Grappig detail is de tablet-lade voor de bijrijder. De bijgeleverde hoes, die je in het dashboard kunt klikken, zorgt ervoor dat de bestuurder niet op het scherm kan meekijken. En over kijken gesproken: erg overzichtelijk is de carrosserie niet. Het zicht door de achterruit is beperkt door de grote spoiler en vanwege de onmogelijk brede B-stijl is kijken over de linkerschouder (inhalen, fileparkeren) zo goed als zinloos. Een typisch geval van wie mooi wil zijn, moet pijn lijden.
Vorstelijk zoeft u voort
Net als de C5 Aircross is de C4 voorzien van Progressive Hydraulic Cushions (PHC); gepatenteerde schokdempertechnologie, die volgens zijn makers een ‘zwevend tapijt’-rijervaring oplevert. Nu konden we daar bij de C5 maar moeilijk de voordelen van ontdekken, maar de ë-C4 maakt de beloften zonder meer waar. Dankzij zijn 18-inch wielen (lees: relatief hoge bandwangen), de zogeheten Advanced Comfort Seats (met extra schuimvulling) en het bijzonder stille interieur, staat het comfort op eenzame hoogte.
Vorstelijk zoeft u voort, in de wetenschap dat oneffenheden in het wegdek moeiteloos worden weg gefilterd. Een oase van rust, waarbij u de neiging tot overhellen voor lief dient te nemen.
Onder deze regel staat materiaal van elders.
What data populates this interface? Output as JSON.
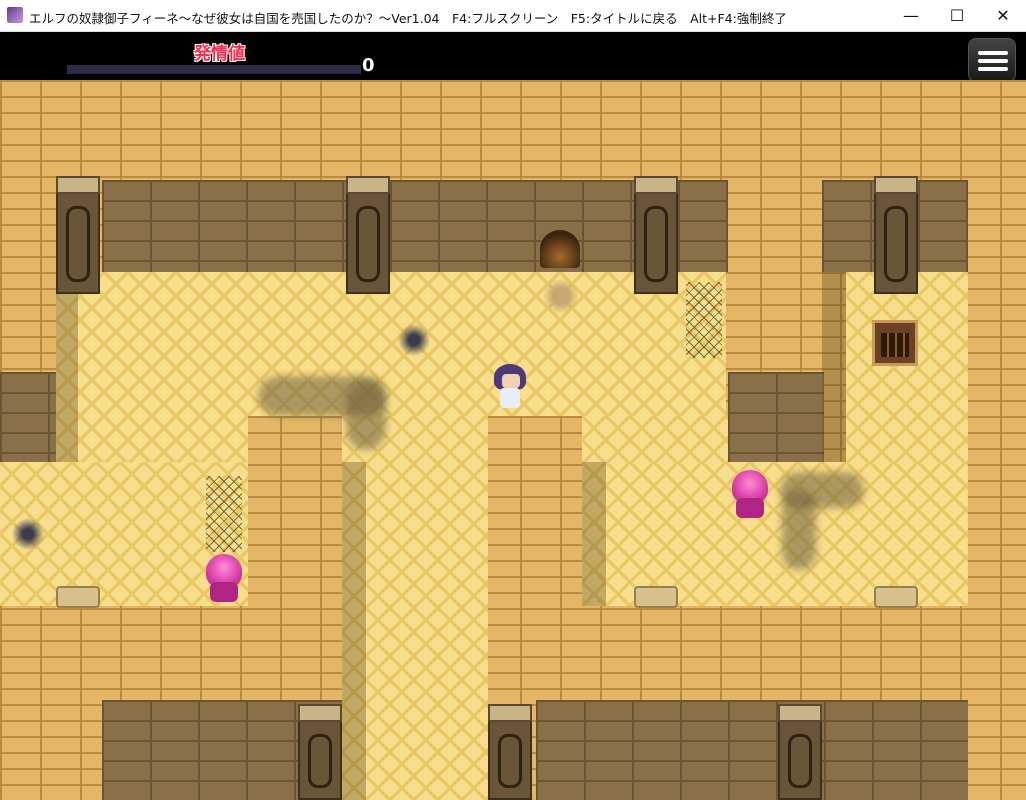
{
  "window": {
    "title": "エルフの奴隷御子フィーネ～なぜ彼女は自国を売国したのか？～Ver1.04　F4:フルスクリーン　F5:タイトルに戻る　Alt+F4:強制終了",
    "minimize_glyph": "—",
    "maximize_glyph": "☐",
    "close_glyph": "✕"
  },
  "hud": {
    "gauge_label": "発情値",
    "gauge_value": "0",
    "gauge_fraction": 0,
    "menu_icon": "hamburger-menu-icon"
  },
  "colors": {
    "gauge_label": "#ff2a4a",
    "floor": "#f7de8c",
    "wall_top": "#e3b766",
    "wall_face": "#8a7048",
    "enemy": "#d0309e",
    "player_hair": "#4a3a7a"
  },
  "map": {
    "entities": [
      {
        "name": "player-character",
        "kind": "player"
      },
      {
        "name": "tentacle-monster-left",
        "kind": "enemy"
      },
      {
        "name": "tentacle-monster-right",
        "kind": "enemy"
      },
      {
        "name": "bookshelf",
        "kind": "object"
      },
      {
        "name": "dirt-mound",
        "kind": "object"
      }
    ]
  }
}
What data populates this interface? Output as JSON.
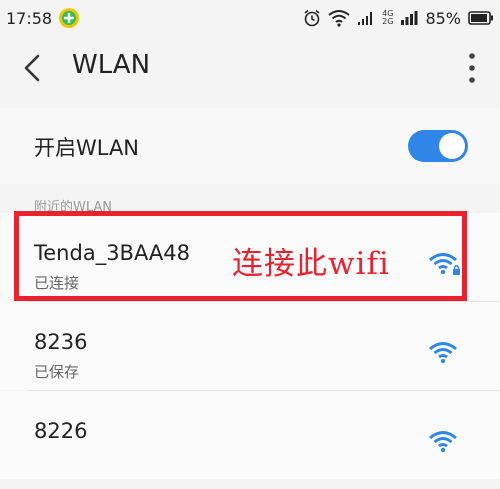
{
  "status_bar": {
    "time": "17:58",
    "network_label_top": "4G",
    "network_label_bottom": "2G",
    "battery": "85%"
  },
  "app_bar": {
    "title": "WLAN"
  },
  "wlan_toggle": {
    "label": "开启WLAN",
    "enabled": true
  },
  "section_header": "附近的WLAN",
  "networks": [
    {
      "name": "Tenda_3BAA48",
      "status": "已连接",
      "locked": true
    },
    {
      "name": "8236",
      "status": "已保存",
      "locked": false
    },
    {
      "name": "8226",
      "status": "",
      "locked": false
    }
  ],
  "annotation": {
    "text": "连接此wifi",
    "color": "#e8232f"
  },
  "colors": {
    "accent": "#2f86e8",
    "highlight": "#e8232f"
  }
}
Die eigenschap, in combinatie met de extreem lichte en ongevoelige stuurinrichting, duwt iedere sportieve oprisping effectief de kop in, maar als u op zoek bent naar massage voor de ziel na een drukke werkdag, zijn er weinig betere te vinden.
De Citroën ë-C4 mag dan zo’n drie mille duurder zijn dan zijn directe Aziatische concurrenten (Kia e-Niro, Hyundai Kona Electric), die bovendien een aanzienlijk grotere actieradius hebben, maar haute couture heeft nu eenmaal zijn prijs. En zijn beperkingen. Kunt u daarmee leven, dan staat niets een lang en gelukkig huwelijk in de weg.